What are the key indicators to consider when trading cryptocurrencies using pivot points?

When trading cryptocurrencies using pivot points, what are the important indicators that should be taken into consideration?

3 answers
- One key indicator to consider when trading cryptocurrencies using pivot points is the previous day's high, low, and close prices. These levels can act as support or resistance levels and can help determine the direction of the market. Additionally, volume can be an important indicator to consider. High volume at a pivot point can indicate a strong level of support or resistance. Other indicators to consider include trend lines, moving averages, and oscillators like the RSI or MACD.
Apr 19, 2022 · 3 years ago
- When trading cryptocurrencies using pivot points, it's important to consider the overall market trend. If the market is in a strong uptrend, pivot points can act as support levels for buying opportunities. On the other hand, if the market is in a strong downtrend, pivot points can act as resistance levels for selling opportunities. It's also important to consider the time frame you're trading on. Pivot points can be more effective on longer time frames, such as daily or weekly charts, compared to shorter time frames like hourly or 15-minute charts.

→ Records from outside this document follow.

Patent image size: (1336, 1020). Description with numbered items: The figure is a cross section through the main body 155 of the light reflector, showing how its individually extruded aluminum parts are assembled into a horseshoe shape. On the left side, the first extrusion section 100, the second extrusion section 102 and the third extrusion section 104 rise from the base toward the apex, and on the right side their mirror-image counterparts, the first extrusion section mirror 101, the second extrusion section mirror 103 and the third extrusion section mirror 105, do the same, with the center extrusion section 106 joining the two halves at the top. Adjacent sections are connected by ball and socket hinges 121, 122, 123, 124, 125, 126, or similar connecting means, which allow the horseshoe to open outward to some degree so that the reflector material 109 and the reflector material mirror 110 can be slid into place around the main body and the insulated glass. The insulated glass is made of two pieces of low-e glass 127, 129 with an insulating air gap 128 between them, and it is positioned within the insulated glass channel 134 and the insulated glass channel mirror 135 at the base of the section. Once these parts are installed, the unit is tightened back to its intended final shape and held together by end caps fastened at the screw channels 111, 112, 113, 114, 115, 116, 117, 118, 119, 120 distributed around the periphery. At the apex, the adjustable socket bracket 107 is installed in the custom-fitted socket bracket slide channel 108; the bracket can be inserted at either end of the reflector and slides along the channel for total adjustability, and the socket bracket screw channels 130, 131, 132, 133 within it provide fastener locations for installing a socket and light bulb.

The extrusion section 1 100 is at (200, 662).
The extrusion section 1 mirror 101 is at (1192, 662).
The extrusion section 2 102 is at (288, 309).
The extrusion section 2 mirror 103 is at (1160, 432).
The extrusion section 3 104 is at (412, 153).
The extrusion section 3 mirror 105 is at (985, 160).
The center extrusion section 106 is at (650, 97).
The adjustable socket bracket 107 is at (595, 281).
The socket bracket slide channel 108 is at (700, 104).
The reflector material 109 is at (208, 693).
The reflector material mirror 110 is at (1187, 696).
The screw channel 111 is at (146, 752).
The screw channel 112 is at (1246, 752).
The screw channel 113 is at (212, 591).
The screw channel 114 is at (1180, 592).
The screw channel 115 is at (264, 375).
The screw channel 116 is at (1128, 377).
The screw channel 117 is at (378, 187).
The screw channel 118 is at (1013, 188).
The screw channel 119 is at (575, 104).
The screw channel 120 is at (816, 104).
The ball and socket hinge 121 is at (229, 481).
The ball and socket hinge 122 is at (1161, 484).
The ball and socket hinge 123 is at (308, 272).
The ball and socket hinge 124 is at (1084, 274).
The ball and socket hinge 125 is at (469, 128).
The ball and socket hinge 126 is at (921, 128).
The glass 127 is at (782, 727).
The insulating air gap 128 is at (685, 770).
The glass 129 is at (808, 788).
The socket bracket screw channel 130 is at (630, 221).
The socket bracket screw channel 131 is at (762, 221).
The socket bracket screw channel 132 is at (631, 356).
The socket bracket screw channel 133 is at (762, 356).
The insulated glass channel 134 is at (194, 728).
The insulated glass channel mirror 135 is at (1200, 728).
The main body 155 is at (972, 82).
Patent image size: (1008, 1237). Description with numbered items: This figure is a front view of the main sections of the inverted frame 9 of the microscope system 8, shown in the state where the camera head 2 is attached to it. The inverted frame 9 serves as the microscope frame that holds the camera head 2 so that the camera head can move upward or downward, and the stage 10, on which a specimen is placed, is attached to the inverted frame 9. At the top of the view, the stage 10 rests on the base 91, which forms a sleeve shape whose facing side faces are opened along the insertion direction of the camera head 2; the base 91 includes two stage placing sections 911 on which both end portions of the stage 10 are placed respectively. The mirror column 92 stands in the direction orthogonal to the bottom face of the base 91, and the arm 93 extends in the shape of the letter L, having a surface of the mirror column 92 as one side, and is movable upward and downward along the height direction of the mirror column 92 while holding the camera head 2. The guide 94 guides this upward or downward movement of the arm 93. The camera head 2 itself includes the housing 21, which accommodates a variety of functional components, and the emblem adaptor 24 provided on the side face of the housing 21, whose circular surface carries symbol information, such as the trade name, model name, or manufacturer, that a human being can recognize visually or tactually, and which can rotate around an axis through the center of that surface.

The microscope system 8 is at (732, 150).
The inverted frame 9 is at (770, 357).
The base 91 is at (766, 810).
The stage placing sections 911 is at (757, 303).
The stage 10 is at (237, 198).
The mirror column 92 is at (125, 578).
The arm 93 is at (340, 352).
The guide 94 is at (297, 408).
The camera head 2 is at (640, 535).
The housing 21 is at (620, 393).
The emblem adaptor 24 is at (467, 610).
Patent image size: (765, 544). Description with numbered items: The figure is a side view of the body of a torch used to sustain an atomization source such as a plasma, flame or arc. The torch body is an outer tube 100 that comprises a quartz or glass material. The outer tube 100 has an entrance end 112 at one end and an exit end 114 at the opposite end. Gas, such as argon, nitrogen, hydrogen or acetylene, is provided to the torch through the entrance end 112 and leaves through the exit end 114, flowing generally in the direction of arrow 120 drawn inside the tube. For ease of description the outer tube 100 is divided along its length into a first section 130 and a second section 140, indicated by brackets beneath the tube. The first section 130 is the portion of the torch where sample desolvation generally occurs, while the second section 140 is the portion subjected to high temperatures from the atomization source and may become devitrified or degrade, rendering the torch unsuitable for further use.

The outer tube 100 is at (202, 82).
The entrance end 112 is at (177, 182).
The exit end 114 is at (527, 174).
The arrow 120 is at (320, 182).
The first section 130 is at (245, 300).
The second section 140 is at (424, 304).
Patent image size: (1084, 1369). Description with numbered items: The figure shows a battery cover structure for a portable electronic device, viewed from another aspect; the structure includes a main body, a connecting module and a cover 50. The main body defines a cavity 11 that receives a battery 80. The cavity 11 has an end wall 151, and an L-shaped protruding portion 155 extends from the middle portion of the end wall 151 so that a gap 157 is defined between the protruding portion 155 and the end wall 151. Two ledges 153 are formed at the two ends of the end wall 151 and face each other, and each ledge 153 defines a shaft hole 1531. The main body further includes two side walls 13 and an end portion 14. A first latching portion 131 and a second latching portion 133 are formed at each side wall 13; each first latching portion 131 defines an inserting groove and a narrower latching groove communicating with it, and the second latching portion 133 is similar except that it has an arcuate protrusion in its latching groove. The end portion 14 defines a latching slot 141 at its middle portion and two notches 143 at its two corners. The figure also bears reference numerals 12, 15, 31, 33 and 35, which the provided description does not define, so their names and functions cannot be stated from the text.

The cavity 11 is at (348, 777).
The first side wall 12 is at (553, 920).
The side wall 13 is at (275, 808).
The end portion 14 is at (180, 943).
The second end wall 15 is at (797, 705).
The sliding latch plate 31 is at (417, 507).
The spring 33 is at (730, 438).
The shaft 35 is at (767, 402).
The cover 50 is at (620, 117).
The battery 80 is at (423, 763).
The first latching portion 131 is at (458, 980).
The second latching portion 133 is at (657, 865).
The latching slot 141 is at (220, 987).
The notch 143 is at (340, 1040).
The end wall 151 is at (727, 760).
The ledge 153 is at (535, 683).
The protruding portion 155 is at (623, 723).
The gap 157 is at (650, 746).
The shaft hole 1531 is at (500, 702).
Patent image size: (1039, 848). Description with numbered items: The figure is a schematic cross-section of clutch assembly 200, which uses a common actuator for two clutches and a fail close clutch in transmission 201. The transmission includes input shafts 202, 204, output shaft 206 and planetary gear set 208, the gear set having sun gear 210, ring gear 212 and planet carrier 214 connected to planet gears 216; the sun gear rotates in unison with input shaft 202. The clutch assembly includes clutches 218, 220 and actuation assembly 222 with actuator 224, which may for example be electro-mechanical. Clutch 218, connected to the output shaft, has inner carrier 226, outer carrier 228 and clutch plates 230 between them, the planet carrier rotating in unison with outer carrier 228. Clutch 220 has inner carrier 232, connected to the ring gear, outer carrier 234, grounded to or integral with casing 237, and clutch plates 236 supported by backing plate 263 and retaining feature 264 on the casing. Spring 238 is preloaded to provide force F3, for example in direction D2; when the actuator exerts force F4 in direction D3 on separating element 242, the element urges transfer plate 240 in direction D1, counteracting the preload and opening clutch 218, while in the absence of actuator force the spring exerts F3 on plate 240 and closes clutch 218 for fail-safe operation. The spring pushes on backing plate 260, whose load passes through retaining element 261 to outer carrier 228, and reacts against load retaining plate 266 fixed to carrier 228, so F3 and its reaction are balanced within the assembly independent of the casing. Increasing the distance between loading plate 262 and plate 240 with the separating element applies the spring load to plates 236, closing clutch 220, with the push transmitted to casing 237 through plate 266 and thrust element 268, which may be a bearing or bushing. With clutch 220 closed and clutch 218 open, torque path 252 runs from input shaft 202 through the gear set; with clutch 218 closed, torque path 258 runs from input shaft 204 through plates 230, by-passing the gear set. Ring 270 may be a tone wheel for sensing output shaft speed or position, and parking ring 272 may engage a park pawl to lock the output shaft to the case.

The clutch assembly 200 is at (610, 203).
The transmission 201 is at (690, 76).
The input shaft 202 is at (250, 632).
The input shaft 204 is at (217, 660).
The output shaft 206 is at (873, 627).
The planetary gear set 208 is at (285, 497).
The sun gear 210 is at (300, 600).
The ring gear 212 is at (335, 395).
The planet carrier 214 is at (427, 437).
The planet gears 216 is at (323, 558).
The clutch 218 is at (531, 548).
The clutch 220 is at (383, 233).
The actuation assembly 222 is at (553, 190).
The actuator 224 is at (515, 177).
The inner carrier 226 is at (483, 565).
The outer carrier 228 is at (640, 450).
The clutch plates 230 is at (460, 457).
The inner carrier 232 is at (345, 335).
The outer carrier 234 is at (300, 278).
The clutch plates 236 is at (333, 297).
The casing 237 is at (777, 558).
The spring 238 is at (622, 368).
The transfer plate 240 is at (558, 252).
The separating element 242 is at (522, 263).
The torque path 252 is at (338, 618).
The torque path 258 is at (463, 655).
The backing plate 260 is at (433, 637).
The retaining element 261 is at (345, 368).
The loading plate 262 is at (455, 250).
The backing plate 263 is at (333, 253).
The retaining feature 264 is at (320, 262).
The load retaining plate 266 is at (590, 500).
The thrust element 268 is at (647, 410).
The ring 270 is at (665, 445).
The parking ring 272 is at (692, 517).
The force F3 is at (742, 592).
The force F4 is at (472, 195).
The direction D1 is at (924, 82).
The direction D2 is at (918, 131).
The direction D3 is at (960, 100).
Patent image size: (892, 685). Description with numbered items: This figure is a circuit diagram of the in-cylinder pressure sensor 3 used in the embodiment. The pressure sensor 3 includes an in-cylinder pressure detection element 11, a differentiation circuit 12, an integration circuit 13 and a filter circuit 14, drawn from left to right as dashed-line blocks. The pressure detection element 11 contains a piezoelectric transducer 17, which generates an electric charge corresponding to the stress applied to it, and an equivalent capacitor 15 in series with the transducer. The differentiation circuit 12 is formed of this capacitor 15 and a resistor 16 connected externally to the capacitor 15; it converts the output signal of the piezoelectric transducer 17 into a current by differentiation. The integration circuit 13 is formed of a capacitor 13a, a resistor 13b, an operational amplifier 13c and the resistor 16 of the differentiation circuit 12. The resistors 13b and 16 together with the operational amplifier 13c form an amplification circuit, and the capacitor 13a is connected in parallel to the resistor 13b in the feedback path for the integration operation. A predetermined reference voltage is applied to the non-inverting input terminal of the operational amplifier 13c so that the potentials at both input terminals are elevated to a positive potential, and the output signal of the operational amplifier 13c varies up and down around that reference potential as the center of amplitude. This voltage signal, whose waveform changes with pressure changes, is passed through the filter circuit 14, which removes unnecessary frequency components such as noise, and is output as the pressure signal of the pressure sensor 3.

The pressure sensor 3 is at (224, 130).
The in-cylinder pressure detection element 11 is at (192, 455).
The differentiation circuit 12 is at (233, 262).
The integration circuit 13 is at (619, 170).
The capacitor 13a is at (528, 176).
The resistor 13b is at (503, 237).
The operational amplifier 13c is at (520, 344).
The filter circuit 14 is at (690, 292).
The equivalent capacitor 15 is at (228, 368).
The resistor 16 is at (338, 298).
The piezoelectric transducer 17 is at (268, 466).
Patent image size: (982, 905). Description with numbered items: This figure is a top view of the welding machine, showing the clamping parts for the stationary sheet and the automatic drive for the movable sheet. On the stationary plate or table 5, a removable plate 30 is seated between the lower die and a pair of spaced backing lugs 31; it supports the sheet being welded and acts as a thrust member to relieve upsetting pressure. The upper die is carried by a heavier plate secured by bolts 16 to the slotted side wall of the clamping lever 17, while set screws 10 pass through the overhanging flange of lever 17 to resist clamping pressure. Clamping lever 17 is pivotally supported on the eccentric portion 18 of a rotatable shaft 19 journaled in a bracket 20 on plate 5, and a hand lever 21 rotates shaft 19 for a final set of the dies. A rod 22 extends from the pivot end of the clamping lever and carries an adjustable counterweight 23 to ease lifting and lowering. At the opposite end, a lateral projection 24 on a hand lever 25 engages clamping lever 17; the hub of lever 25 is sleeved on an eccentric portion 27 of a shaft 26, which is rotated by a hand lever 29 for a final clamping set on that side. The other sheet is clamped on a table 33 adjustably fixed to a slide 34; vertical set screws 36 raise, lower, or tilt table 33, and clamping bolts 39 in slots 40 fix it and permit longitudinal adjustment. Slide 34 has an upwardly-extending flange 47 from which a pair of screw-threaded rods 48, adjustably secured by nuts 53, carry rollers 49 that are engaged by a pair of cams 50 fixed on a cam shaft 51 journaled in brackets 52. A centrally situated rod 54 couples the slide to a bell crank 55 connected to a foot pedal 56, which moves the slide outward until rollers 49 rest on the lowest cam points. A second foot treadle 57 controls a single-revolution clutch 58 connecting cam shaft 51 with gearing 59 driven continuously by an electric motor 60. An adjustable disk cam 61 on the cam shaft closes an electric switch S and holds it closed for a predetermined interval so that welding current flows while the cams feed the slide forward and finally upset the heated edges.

Apr 19, 2022 · 3 years ago
- BYDFi, a leading cryptocurrency exchange, recommends considering the historical price action at pivot points when trading cryptocurrencies. This can include looking at how price has reacted to pivot points in the past and identifying any patterns or trends. It's also important to consider the overall market sentiment and news events that may impact the cryptocurrency market. By combining these indicators with pivot points, traders can make more informed trading decisions.